Predatory student loan services are on notice this week after Illinois Attorney General Lisa Madigan filed lawsuits against two “scam operations that prey on student loan borrowers.” It’s the first lawsuit of its kind, and one of Madigan’s targets is Carrollton-based Broadsword Student Advantage.
Broadsword uses radio ads and other marketing tools to lure potential customers to its loan repayment services, capitalizing on a growing demand—the nation’s climbing student loan debt has tripled in a decade, and surpassed the $1 trillion mark two years ago. Broadsword is part of a new world of debt settlement firms, which promise to lower monthly payments in exchange for up-front fees, getting into the student loan business.
Some loan repayment services are already available for free through the U.S. Department of Education, but Broadsword claims that people are “turned off by its complexities and paperwork.” Instead, Broadsword and other loan repayment businesses charge high upfront charges and monthly fees to process loan repayments.
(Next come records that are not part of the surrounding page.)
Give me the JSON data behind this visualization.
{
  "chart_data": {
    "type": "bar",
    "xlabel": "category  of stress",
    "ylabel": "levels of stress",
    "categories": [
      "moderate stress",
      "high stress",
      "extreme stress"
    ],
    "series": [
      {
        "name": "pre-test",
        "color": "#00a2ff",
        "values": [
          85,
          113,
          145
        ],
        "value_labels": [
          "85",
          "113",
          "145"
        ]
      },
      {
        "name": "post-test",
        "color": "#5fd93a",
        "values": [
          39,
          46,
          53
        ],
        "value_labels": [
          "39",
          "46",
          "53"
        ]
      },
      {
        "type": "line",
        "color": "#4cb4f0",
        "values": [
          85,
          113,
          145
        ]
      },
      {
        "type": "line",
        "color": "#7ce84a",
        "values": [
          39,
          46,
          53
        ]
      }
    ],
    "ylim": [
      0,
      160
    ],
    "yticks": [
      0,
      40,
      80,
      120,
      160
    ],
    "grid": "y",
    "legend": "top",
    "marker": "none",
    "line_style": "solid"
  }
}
According to the lawsuit, Broadsword ads target specific professionals with claims that their loans can be forgiven:
“Attention teachers, nurses, social workers, government employees, police officers, and firefighters if you’re still paying on student loans get ready for a special announcement. Your entire student loan can be forgiven. You heard correctly. Broadsword Student Advantage has free information on how you could potentially have the remaining balance on your student loan debt forgiven.”
Madigan’s suit says that these ads, along with Broadsword’s domain www.getforgiven.org, are a violation of the Illinois Consumer Fraud and Deceptive Business Practices Act.
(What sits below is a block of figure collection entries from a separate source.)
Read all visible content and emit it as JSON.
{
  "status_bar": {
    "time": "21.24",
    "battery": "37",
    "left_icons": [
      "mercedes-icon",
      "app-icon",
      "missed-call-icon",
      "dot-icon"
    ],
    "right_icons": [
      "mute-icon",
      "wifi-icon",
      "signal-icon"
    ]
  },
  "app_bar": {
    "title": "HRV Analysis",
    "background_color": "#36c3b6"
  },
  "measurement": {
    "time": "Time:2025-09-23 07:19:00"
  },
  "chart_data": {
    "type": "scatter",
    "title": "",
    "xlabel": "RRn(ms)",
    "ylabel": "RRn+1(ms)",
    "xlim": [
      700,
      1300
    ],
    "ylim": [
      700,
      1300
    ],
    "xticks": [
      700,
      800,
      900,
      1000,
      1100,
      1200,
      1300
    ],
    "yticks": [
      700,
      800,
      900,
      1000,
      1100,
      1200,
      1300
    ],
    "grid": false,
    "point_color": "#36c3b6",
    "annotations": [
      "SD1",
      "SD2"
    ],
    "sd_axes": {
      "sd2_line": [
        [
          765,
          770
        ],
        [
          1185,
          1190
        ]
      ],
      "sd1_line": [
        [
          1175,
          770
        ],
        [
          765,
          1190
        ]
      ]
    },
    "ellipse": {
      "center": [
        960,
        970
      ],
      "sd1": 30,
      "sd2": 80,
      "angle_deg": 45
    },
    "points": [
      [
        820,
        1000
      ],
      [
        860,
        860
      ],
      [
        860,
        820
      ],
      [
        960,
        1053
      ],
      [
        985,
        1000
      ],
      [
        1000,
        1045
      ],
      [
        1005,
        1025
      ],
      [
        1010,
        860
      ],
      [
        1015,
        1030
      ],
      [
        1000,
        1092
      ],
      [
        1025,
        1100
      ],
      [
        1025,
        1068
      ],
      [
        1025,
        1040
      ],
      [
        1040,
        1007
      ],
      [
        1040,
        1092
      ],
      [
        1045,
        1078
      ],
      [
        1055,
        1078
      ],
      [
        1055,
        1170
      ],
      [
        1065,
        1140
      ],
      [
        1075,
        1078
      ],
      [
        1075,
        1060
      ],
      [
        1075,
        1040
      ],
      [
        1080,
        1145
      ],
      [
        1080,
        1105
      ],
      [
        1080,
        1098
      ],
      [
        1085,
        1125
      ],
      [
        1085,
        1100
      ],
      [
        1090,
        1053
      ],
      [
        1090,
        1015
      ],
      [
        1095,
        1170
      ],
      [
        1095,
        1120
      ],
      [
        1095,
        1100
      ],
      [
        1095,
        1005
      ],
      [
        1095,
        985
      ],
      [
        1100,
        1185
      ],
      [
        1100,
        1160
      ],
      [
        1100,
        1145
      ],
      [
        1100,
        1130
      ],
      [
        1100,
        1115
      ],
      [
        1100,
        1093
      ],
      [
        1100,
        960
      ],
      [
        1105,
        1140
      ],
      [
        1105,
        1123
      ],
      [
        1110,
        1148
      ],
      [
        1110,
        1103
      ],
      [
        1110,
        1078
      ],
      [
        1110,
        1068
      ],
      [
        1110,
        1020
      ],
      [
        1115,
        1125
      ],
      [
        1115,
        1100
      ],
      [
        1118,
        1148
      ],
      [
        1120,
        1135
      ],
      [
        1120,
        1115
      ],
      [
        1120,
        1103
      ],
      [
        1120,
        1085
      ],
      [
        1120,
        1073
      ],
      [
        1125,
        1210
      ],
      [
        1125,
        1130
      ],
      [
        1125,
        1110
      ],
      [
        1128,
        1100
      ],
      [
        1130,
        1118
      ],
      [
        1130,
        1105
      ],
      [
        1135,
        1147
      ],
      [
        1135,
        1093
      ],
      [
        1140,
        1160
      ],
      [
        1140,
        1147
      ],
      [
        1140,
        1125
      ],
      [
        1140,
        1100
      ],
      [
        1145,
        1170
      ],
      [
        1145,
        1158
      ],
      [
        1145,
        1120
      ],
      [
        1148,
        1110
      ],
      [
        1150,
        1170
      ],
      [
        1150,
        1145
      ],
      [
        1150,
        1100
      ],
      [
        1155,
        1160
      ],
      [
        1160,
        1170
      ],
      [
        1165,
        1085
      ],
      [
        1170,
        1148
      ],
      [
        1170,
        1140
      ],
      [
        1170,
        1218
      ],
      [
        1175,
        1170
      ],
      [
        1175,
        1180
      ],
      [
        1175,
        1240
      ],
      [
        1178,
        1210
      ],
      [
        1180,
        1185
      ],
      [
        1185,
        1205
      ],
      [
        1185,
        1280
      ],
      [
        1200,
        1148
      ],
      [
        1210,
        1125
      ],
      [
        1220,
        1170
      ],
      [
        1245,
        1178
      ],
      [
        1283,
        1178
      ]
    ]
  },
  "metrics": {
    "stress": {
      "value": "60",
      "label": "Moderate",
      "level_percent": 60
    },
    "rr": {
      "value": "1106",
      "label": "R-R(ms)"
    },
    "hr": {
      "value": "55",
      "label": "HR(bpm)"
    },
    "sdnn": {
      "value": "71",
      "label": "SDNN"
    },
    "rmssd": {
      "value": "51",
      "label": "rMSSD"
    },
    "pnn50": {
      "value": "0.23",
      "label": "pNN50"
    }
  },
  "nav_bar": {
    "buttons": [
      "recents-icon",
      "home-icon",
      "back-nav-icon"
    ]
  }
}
The domain appears to be a “source for consumers to obtain student loan debt forgiveness,” according to the lawsuit. In fact, student loan forgiveness is a federal program through the Department of Education with specific requirements. Broadsword doesn’t inform its consumers of these requirements, either, the suit claims.
In one instance described in the complaint, a public school teacher in Illinois called Broadsword after hearing a radio ad. She was pressured into giving her bank account number so the company could debit $499 for services (though the company’s ads claims it offers free information). After being told she qualified for loan forgiveness, the teacher found out several months (and $898.60 later) that her job as a teacher made her ineligible for loan forgiveness.
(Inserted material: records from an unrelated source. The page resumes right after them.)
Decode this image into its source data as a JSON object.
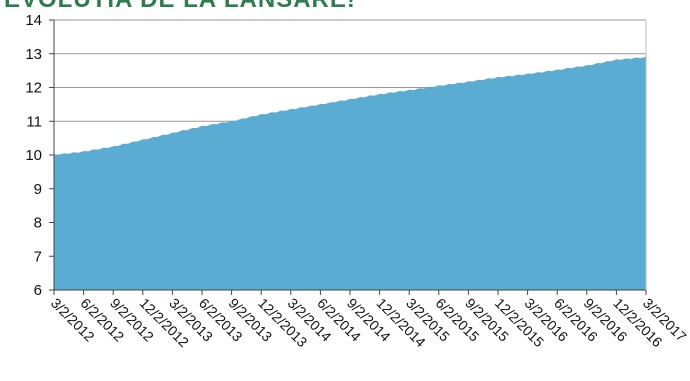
{
  "chart_data": {
    "type": "area",
    "title": "EVOLUTIA DE LA LANSARE!",
    "xlabel": "",
    "ylabel": "",
    "x_ticks": [
      "3/2/2012",
      "6/2/2012",
      "9/2/2012",
      "12/2/2012",
      "3/2/2013",
      "6/2/2013",
      "9/2/2013",
      "12/2/2013",
      "3/2/2014",
      "6/2/2014",
      "9/2/2014",
      "12/2/2014",
      "3/2/2015",
      "6/2/2015",
      "9/2/2015",
      "12/2/2015",
      "3/2/2016",
      "6/2/2016",
      "9/2/2016",
      "12/2/2016",
      "3/2/2017"
    ],
    "y_ticks": [
      6,
      7,
      8,
      9,
      10,
      11,
      12,
      13,
      14
    ],
    "ylim": [
      6,
      14
    ],
    "series": [
      {
        "x": [
          "3/2/2012",
          "6/2/2012",
          "9/2/2012",
          "12/2/2012",
          "3/2/2013",
          "6/2/2013",
          "9/2/2013",
          "12/2/2013",
          "3/2/2014",
          "6/2/2014",
          "9/2/2014",
          "12/2/2014",
          "3/2/2015",
          "6/2/2015",
          "9/2/2015",
          "12/2/2015",
          "3/2/2016",
          "6/2/2016",
          "9/2/2016",
          "12/2/2016",
          "3/2/2017"
        ],
        "values": [
          10.0,
          10.1,
          10.25,
          10.45,
          10.65,
          10.85,
          11.0,
          11.2,
          11.35,
          11.5,
          11.65,
          11.8,
          11.92,
          12.05,
          12.17,
          12.3,
          12.4,
          12.52,
          12.65,
          12.82,
          12.9
        ],
        "color": "#5aacd2"
      }
    ],
    "grid": "horizontal",
    "legend": "none",
    "colors": {
      "area": "#5aacd2",
      "grid": "#999999",
      "title": "#2e7d4f"
    }
  }
}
The lawsuit also alleges that Broadsword and its affiliates try to get power of attorney from their customers so the company can file documents, get information and even intercept communication from the loan servicer to the borrower.
When customers are charged for Broadsword’s services, they are billed by a separate financial planning firm called Affordable Life Plans. This company shares an address and phone number with Broadsword, and its About Us page includes the Bible verse “Where there is no vision, the people perish.”
The lawsuit included complaints from people who hadn’t signed up with Affordable Life Plans, or gotten any financial advice beyond the loan service, yet were billed by Affordable Life Plans—possibly to minimize Broadsword’s risk. “Defendants are directing fees to Affordable Life Plans as a subterfuge in an attempt to escape liability for offering student loan debt relief services in violation of the Illinois Debt Settlement Act,” the lawsuit states.
Broadsword Student Advantage, LLC, was organized in August 2012 by its president, Kenneth L. Talbert, the man behind other financial firms like EFA Processing (a debt settlement company), DebtXS, Eckity Capital Markets, Safeguard Capital and CocoaLife of Texas, to name a few. Talbert’s interconnected business entities have been scrutinized before, and he’s been compared to Bernie Madoff by a former employee for his debt settlement business.
If the court finds Broadsword intended to defraud its customers, the firm could be charged a civil penalty up to $50,000 per violation. Broadsword didn’t return the Observer’s requests for comment.